Everyone we spoke to about traveling to Xi’an told us “Go, but only stay a day. Besides the Terracotta warriors, there isn’t anything to do.” But after a very rainy weekend in the capital of China’s ancient dynasties we discovered that the city of 8.2 million has a lot more to offer than the 82 million terracotta warrior tchotchkes that have invaded every gift shop in the province.
We left for Xi’an on an overnight train from Beijing Friday night and arrived early Saturday morning. This was merely a 14-hour train ride, so we didn’t spring for the more luxurious and pricier soft sleeper car that we enjoyed during our 50-hour train from Lhasa, settling instead for the “hard sleeper.” We slept fitfully on the top bunk, about 7 feet off the floor but only two feet from the ceiling, and pulled into the Xi’an train station with a jolt.
We wasted no time getting to the main attraction and hopped a bus to see the Terracotta Warriors. The Army is quite a site to behold, and put into its historical context is a remarkable bit of archeology. Constructed two millennia ago by the first emperor of China Qin Shi Huangdi, the army of more than 8,000 life-size soldiers was buried underground until farmers drilling a well in 1974 happened to find these imperial guardians. Inside it’s crowded with tourists and outside throngs of hawkers offer cheap souvenirs, but the site itself is awesome.

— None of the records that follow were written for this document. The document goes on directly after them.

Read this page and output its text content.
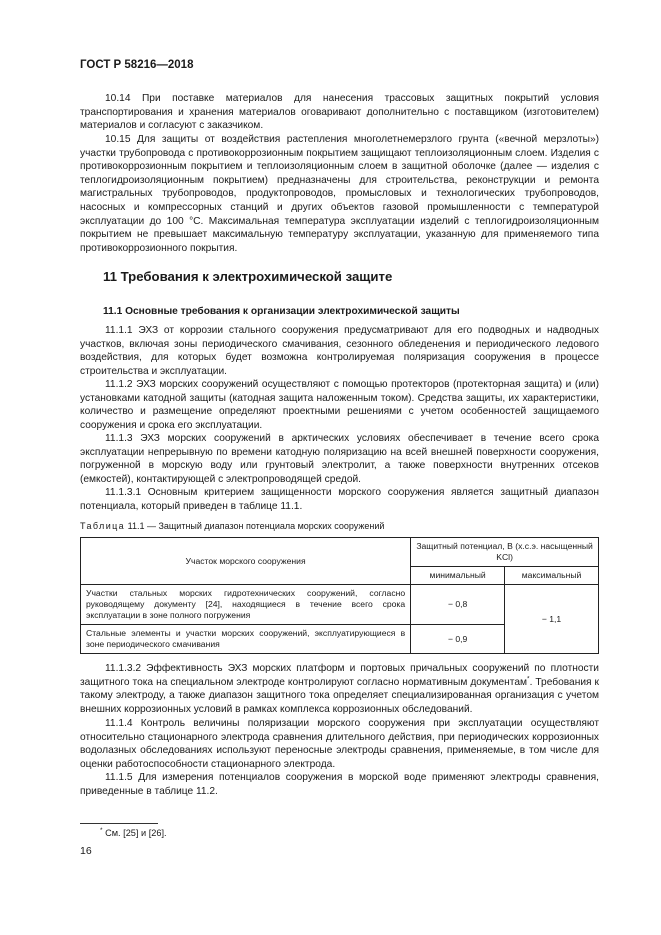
ГОСТ Р 58216—2018

10.14 При поставке материалов для нанесения трассовых защитных покрытий условия транспортирования и хранения материалов оговаривают дополнительно с поставщиком (изготовителем) материалов и согласуют с заказчиком.

10.15 Для защиты от воздействия растепления многолетнемерзлого грунта («вечной мерзлоты») участки трубопровода с противокоррозионным покрытием защищают теплоизоляционным слоем. Изделия с противокоррозионным покрытием и теплоизоляционным слоем в защитной оболочке (далее — изделия с теплогидроизоляционным покрытием) предназначены для строительства, реконструкции и ремонта магистральных трубопроводов, продуктопроводов, промысловых и технологических трубопроводов, насосных и компрессорных станций и других объектов газовой промышленности с температурой эксплуатации до 100 °С. Максимальная температура эксплуатации изделий с теплогидроизоляционным покрытием не превышает максимальную температуру эксплуатации, указанную для применяемого типа противокоррозионного покрытия.

11 Требования к электрохимической защите
11.1 Основные требования к организации электрохимической защиты

11.1.1 ЭХЗ от коррозии стального сооружения предусматривают для его подводных и надводных участков, включая зоны периодического смачивания, сезонного обледенения и периодического ледового воздействия, для которых будет возможна контролируемая поляризация сооружения в процессе строительства и эксплуатации.

11.1.2 ЭХЗ морских сооружений осуществляют с помощью протекторов (протекторная защита) и (или) установками катодной защиты (катодная защита наложенным током). Средства защиты, их характеристики, количество и размещение определяют проектными решениями с учетом особенностей защищаемого сооружения и срока его эксплуатации.

11.1.3 ЭХЗ морских сооружений в арктических условиях обеспечивает в течение всего срока эксплуатации непрерывную по времени катодную поляризацию на всей внешней поверхности сооружения, погруженной в морскую воду или грунтовый электролит, а также поверхности внутренних отсеков (емкостей), контактирующей с электропроводящей средой.

11.1.3.1 Основным критерием защищенности морского сооружения является защитный диапазон потенциала, который приведен в таблице 11.1.

Таблица 11.1 — Защитный диапазон потенциала морских сооружений
Участок морского сооружения	Защитный потенциал, В (х.с.э. насыщенный KCl)	
	минимальный	максимальный
Участки стальных морских гидротехнических сооружений, согласно руководящему документу [24], находящиеся в течение всего срока эксплуатации в зоне полного погружения	− 0,8	− 1,1
Стальные элементы и участки морских сооружений, эксплуатирующиеся в зоне периодического смачивания	− 0,9	

11.1.3.2 Эффективность ЭХЗ морских платформ и портовых причальных сооружений по плотности защитного тока на специальном электроде контролируют согласно нормативным документам*. Требования к такому электроду, а также диапазон защитного тока определяет специализированная организация с учетом внешних коррозионных условий в рамках комплекса коррозионных обследований.

11.1.4 Контроль величины поляризации морского сооружения при эксплуатации осуществляют относительно стационарного электрода сравнения длительного действия, при периодических коррозионных водолазных обследованиях используют переносные электроды сравнения, применяемые, в том числе для оценки работоспособности стационарного электрода.

11.1.5 Для измерения потенциалов сооружения в морской воде применяют электроды сравнения, приведенные в таблице 11.2.

* См. [25] и [26].
16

There is a “historical film” which depicts a dramatized version of the battles and events that led to the terracotta army’s construction that was shot in the 80s with an amazing panoramic camera. It’s projected onto the walls of a circular room giving you a full 360 degree view of the action.
We spent the night at the Shuyuan International Youth Hostel which is just inside the formidable, 2,000 year old city wall. Our 50 kuai (about $7.33) beds came with free wifi, a free beer and coffee each, plenty of lounge space, and a veritable menagerie of in-house pets including a cat, fish, songbirds and a turtle.
With the rain increasing, the next day we went off to see the nearby tomb of Emperor Jingdi, who ruled about a century after Qin Shi Huangdi. Jingdi had a very different administrative style than his predecessor. While Huang unified China by force, outlawed Confucianism and buried scholars alive, Jing ruled following the Daoist principle of wu wei – non-action and non-interference – and reduced taxes, cut military spending and reformed the criminal code.
However, Jing’s Daoist sensibilities did not prevent him from also building a ridiculously lavish tomb for himself and his mistress. Instead of an army of warriors, Jing had an army of terracotta servants, animals and concubines crafted and buried in giant pits surrounding his burial mound. Only a few of the pits have been excavated but the museum sits right on top the ongoing dig. The pits have been glassed over and you can stand directly over the site and get a close up view of thousands of artifacts. My favorite was a chamber full of meticulously lined up pigs, horses, goats and dogs.
Despite the rain and warnings of boredom, we were sad to leave Xi’an Sunday night, but very glad we’d given the city more than the cursory visit most tourists do.